Monday, December 15, 2008

Bailouts Raise Moral Hazard Issue to New Levels as Deficits Grow

Just as the mantra of the dot.com era was profits don’t matter, at least until the bubble burst, the mantra of the federal bailout era is deficits don’t matter. This mantra has even been taken up by supposedly fiscal conservatives in Congress who have abandoned the pay-as-you-go principle that they so recently embraced. Can there now be any doubt that the tax cuts in the 2009 economic stimulus legislation will not be offset by revenue raisers and enhancers in direct contradiction of pay-go.
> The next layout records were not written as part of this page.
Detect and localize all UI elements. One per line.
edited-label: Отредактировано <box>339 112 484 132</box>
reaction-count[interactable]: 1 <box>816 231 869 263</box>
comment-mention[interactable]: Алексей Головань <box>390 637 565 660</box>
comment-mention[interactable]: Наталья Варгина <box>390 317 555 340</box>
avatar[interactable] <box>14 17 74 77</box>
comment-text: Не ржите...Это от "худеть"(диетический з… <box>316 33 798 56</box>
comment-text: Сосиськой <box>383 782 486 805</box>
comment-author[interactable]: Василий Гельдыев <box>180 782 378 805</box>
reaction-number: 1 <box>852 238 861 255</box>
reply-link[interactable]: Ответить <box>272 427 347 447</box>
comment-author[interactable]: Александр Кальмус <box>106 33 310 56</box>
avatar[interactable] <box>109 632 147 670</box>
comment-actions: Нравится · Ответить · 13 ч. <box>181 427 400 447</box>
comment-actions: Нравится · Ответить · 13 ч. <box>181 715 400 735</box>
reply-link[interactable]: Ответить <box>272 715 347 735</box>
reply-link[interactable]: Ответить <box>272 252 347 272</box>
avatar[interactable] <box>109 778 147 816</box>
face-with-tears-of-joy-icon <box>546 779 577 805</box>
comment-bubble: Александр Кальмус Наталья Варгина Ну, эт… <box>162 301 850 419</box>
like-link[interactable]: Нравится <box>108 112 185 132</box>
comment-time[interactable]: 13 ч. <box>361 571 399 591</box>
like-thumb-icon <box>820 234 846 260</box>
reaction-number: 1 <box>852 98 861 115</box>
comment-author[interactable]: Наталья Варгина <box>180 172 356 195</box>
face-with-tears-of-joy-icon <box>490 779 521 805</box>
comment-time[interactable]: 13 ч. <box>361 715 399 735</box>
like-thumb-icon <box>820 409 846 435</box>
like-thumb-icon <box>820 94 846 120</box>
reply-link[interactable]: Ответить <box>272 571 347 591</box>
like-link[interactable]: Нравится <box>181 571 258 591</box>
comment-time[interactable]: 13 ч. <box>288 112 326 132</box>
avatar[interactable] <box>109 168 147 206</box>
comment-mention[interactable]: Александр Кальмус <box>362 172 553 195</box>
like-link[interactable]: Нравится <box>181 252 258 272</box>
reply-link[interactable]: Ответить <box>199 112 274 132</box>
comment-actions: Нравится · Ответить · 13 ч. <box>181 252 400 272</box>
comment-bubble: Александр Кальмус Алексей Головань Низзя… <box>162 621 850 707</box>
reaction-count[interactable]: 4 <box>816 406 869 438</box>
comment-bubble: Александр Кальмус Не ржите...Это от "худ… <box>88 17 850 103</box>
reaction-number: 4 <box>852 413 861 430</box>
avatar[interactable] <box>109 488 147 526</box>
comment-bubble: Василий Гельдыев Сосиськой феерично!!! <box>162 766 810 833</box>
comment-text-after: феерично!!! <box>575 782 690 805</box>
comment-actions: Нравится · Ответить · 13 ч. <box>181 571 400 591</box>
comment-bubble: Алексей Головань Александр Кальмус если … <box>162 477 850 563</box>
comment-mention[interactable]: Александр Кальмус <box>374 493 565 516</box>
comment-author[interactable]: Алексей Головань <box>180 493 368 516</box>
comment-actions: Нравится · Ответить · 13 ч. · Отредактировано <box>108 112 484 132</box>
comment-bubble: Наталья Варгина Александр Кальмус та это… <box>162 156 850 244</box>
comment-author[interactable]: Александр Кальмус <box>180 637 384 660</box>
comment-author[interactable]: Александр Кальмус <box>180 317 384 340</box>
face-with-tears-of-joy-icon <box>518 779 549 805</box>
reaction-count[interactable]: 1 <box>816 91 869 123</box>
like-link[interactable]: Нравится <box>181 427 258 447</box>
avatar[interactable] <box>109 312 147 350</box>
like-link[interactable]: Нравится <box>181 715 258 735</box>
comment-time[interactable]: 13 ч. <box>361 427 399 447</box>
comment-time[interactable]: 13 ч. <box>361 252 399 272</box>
For the first time in history, waging a very expensive war was accompanied by a huge tax cut instead of austerity. With the budget thus thrown off balance, it will be very difficult to try and spend our way out of the current crisis. The G-20 countries have called for fiscal stimulation measures, while at the same time maintaining fiscal sustainability. But we cannot have it both ways. The unpleasant truth is that the room for another monetary stimulus is extremely limited. There is no way of knowing what the ultimate budgetary consequences of the unpaid for bailouts will be.

Should we abandon central bank and government support of the financial sector? Obviously not, since interventions by public authorities around the world is necessary to avert a systemic meltdown. But we must admit that free market advocates grossly underestimated the moral hazard, said Hans Hoogervorst, Chair of the Netherlands Authority for the Financial Markets and Vice Chairof the IOSCOI Technical Committee. When a financial or even industrial sector knows it will be bailed out when things go wrong, he reasoned, it has a huge incentive to privatize gains and socialize losses.